Former Mylan executive pleads guilty to insider trading
Sept 17 (Reuters) – A former information technology executive at Mylan pleaded guilty on Friday to insider trading for using tips from the drugmaker’s chief information officer to trade in its stock, generating $4.27 million of illegal profit, authorities said.
Dayakar Mallu, 51, admitted to conspiring to commit securities fraud, and to an unrelated charge of helping prepare a false tax return, before U.S. District Judge W. Scott Hardy in Pittsburgh.
Mylan is now known as Viatris Inc (VTRS.O) after merging last November with Pfizer Inc’s (PFE.N) Upjohn off-patent drug business, which Pfizer spun off. The combined company’s headquarters remain in Canonsburg, Pennsylvania, a Pittsburgh suburb.

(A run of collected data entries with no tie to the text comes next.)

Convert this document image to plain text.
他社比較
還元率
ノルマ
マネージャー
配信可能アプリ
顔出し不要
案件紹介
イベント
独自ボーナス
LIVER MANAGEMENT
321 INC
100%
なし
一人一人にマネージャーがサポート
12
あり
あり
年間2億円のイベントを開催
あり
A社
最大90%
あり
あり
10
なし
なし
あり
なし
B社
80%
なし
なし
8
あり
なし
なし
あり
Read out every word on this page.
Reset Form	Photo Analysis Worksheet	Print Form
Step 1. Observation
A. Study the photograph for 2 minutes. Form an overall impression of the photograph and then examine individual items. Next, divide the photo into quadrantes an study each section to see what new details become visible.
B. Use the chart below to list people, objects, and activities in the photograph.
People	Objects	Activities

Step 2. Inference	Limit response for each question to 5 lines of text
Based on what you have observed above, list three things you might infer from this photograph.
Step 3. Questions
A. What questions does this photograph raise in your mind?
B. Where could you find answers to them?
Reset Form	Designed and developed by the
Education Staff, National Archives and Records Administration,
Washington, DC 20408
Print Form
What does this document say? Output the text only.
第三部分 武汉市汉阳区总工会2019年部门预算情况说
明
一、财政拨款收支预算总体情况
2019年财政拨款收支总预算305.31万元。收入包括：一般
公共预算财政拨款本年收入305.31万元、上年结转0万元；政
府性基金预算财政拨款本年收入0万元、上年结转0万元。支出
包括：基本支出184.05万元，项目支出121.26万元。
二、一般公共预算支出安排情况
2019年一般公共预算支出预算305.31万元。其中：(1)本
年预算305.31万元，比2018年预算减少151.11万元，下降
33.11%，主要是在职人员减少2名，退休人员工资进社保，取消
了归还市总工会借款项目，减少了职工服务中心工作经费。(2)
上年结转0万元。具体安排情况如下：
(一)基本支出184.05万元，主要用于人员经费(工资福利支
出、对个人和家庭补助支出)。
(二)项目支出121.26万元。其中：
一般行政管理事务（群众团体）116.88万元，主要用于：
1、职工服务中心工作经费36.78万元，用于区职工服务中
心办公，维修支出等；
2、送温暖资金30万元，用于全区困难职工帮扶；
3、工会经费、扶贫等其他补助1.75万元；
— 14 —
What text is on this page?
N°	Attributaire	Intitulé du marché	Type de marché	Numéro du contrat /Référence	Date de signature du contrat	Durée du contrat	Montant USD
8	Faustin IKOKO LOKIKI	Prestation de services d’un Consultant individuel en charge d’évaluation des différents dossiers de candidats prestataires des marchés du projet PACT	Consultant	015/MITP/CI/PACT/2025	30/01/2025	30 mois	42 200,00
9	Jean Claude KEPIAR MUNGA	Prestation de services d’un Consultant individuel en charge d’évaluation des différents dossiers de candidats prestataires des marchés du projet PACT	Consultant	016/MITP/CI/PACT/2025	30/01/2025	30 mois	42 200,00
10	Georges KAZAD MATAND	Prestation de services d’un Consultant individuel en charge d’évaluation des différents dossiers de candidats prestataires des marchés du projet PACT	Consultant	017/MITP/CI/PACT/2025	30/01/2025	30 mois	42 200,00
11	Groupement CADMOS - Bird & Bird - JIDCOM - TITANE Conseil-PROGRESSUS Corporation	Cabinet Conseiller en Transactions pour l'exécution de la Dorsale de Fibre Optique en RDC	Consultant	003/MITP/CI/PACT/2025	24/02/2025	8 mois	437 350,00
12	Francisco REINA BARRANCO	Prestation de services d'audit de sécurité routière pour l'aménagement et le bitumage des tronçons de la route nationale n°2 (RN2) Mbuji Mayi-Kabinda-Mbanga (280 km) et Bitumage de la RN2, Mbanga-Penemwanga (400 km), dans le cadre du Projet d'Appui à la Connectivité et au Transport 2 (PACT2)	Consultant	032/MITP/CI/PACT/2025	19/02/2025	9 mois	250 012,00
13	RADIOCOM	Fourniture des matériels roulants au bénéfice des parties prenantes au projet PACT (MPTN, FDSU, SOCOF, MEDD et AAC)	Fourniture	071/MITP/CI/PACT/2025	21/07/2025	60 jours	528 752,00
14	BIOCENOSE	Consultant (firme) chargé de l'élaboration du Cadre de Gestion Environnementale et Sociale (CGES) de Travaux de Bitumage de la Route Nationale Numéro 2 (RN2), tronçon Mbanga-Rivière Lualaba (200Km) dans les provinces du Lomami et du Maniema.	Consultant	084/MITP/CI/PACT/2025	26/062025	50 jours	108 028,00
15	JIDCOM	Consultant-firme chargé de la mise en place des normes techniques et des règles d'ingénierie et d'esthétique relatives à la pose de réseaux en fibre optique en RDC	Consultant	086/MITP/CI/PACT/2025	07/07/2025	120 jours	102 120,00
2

Authorities said that between October 2017 and July 2019, Mallu traded Mylan stock based on material nonpublic information about the company’s results, U.S. Food and Drug Administration drug approvals, and the Upjohn merger.
Mallu, now a resident of Orlando, Florida, was previously vice president of global operations information technology at Mylan, and had been a friend and colleague of the chief information officer, court records show.
The tax return charge related to a computer programming company based in Farmington Hills, Michigan, that Mallu owned, prosecutors said.
Mallu could face 57 to 71 months in prison under recommended federal guidelines at his Jan. 24, 2022, sentencing, according to a plea agreement with the U.S. Department of Justice.
He also agreed to forfeit $4.27 million and make restitution to the Internal Revenue Service, court records show. The U.S. Securities and Exchange Commission filed related civil charges.
Aitan Goelman, a lawyer for Mallu, declined to comment.
Ramkumar Rayapureddy, who was Mylan’s CIO at the time of Mallu’s trading, now holds the same job at Viatris, according to Viatris’ website and his LinkedIn Page.
The SEC said Mallu shared some profits with the source of his inside information, who directed him to make cash payments in person, in India, to avoid detection.
Rayapureddy did not immediately respond to a request for comment.
In a statement, Viatris said: “The company is committed to the highest standards of integrity and compliance with the law. The company has been fully cooperating with the authorities. We are not in a position to comment further.”